Frequently asked questions
- How does flatbed underwrite vs dry-van or reefer?
- Flatbed sits between dry-van and reefer. Rate-per-mile is higher than dry-van but demand is more cyclical, tied to construction, steel, lumber, and oil & gas. A flatbed operator with consistent steel-mill or lumber-yard runs underwrites well; one fully exposed to spot construction freight sees tougher pricing during construction slowdowns.
- What's a realistic factor rate for a flatbed operator?
- Single flatbed truck under own authority, 12–24 months, mixed broker freight: 1.34–1.44 on 7–9 months. Multi-truck flatbed fleet (3+) with steel mill or lumber dedicated lanes, 24+ months, 620+ FICO: 1.26–1.34 on 9–12 months. Flatbed with quality factoring (Apex, RTS, Triumph): 1.30–1.38.

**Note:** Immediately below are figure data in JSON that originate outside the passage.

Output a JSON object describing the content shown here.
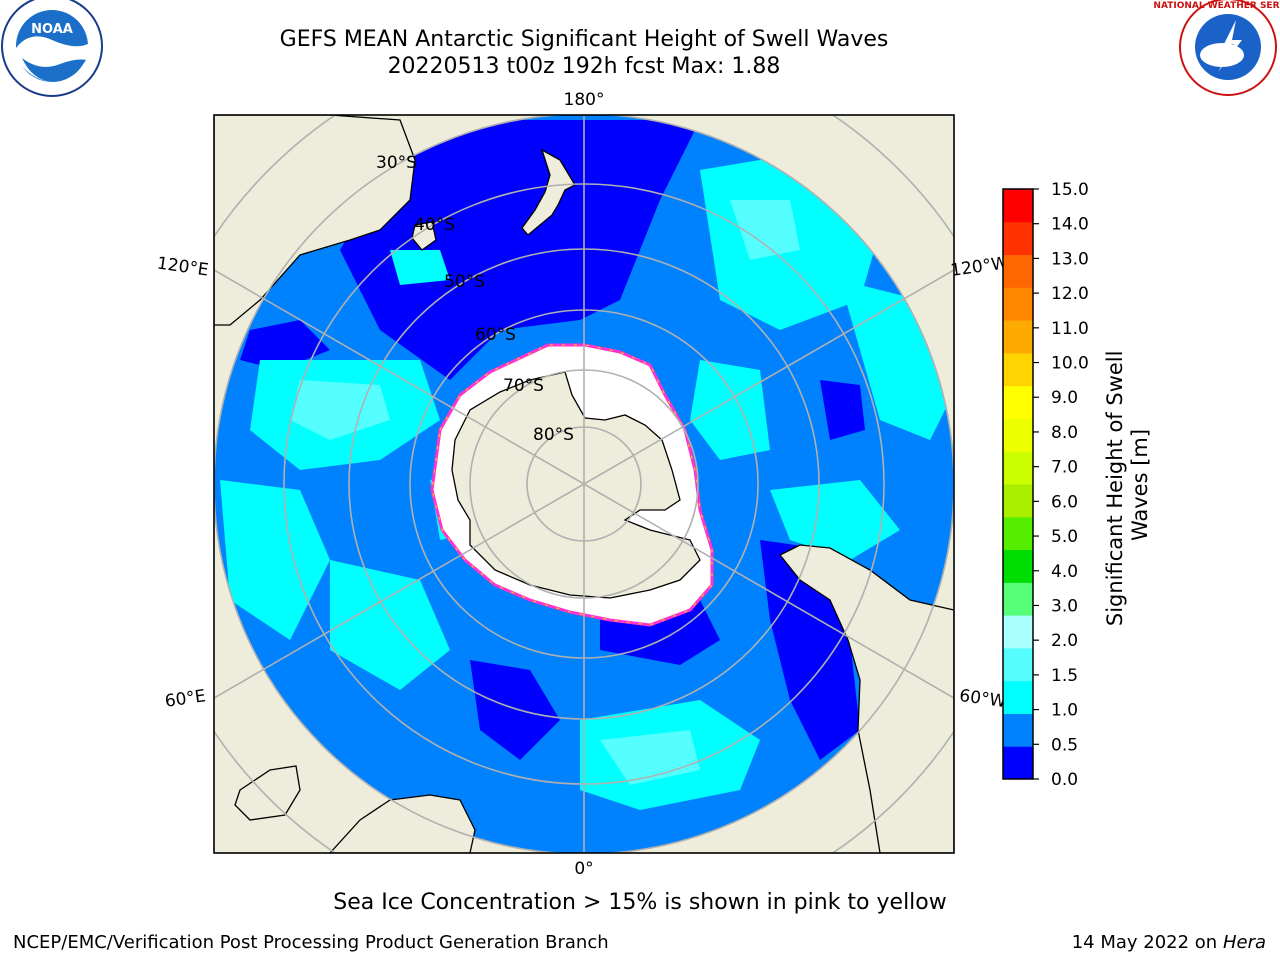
{
  "header": {
    "title_line1": "GEFS MEAN Antarctic Significant Height of Swell Waves",
    "title_line2": "20220513 t00z 192h fcst   Max: 1.88",
    "left_logo": "noara-logo",
    "right_logo": "national-weather-service-logo",
    "nws_logo_text": "NATIONAL WEATHER SERVICE"
  },
  "map": {
    "projection": "south-polar-stereographic",
    "longitude_labels": [
      "180°",
      "120°E",
      "120°W",
      "60°E",
      "60°W",
      "0°"
    ],
    "latitude_labels": [
      "30°S",
      "40°S",
      "50°S",
      "60°S",
      "70°S",
      "80°S"
    ],
    "colors": {
      "land": "#EEECDA",
      "ocean_lt_0_5": "#0000FF",
      "ocean_0_5_1": "#0082FF",
      "ocean_1_1_5": "#00FFFF",
      "ocean_1_5_2": "#55FFFF",
      "sea_ice": "#FFFFFF",
      "ice_edge": "#FF33CC",
      "grid": "#b0b0b0"
    }
  },
  "colorbar": {
    "label": "Significant Height of Swell Waves [m]",
    "label_line1": "Significant Height of Swell",
    "label_line2": "Waves [m]",
    "ticks": [
      "15.0",
      "14.0",
      "13.0",
      "12.0",
      "11.0",
      "10.0",
      "9.0",
      "8.0",
      "7.0",
      "6.0",
      "5.0",
      "4.0",
      "3.0",
      "2.0",
      "1.5",
      "1.0",
      "0.5",
      "0.0"
    ],
    "colors_bottom_to_top": [
      "#0000FF",
      "#0082FF",
      "#00FFFF",
      "#55FFFF",
      "#AAFFFF",
      "#55FF77",
      "#00DD00",
      "#55EE00",
      "#AAEE00",
      "#CCFF00",
      "#EEFF00",
      "#FFFF00",
      "#FFD400",
      "#FFAA00",
      "#FF8800",
      "#FF6600",
      "#FF3300",
      "#FF0000"
    ]
  },
  "note": "Sea Ice Concentration > 15% is shown in pink to yellow",
  "footer": {
    "left": "NCEP/EMC/Verification Post Processing Product Generation Branch",
    "right_date": "14 May 2022 on",
    "right_host": "Hera"
  }
}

- Does flatbed seasonality kill my MCA chances in Q1?
- It makes underwriters cautious. Q1 is the weakest flatbed quarter in most regions — construction slow, weather risk high, steel demand lumpy. If you apply in January–February, target shorter 5–7 month terms timed to mature in late Q3 when cash flow is strongest. Or wait until April when underwriters see your strong spring deposits.
- What about oversize/permit-load operators — different treatment?
- Yes, generally better. Operators with oversize/overweight permits and specialized trailers (RGN, lowboy, step deck) command higher rates and have fewer competitors. Underwriters know this and treat oversize operators at the better end of flatbed pricing — typically 2–4 basis points lower than standard flatbed at the same revenue tier.
- Can I use an MCA to finance a new trailer (step deck, RGN, Conestoga)?
- You can, but it's usually not optimal. Trailer purchases are better-suited to equipment financing at 8–14% over 60–72 months. MCAs make sense for deposit/down payment, urgent trailer repair, or buying used at auction when speed matters. For new $50K+ trailers, get equipment financing first and use MCA only for the gap.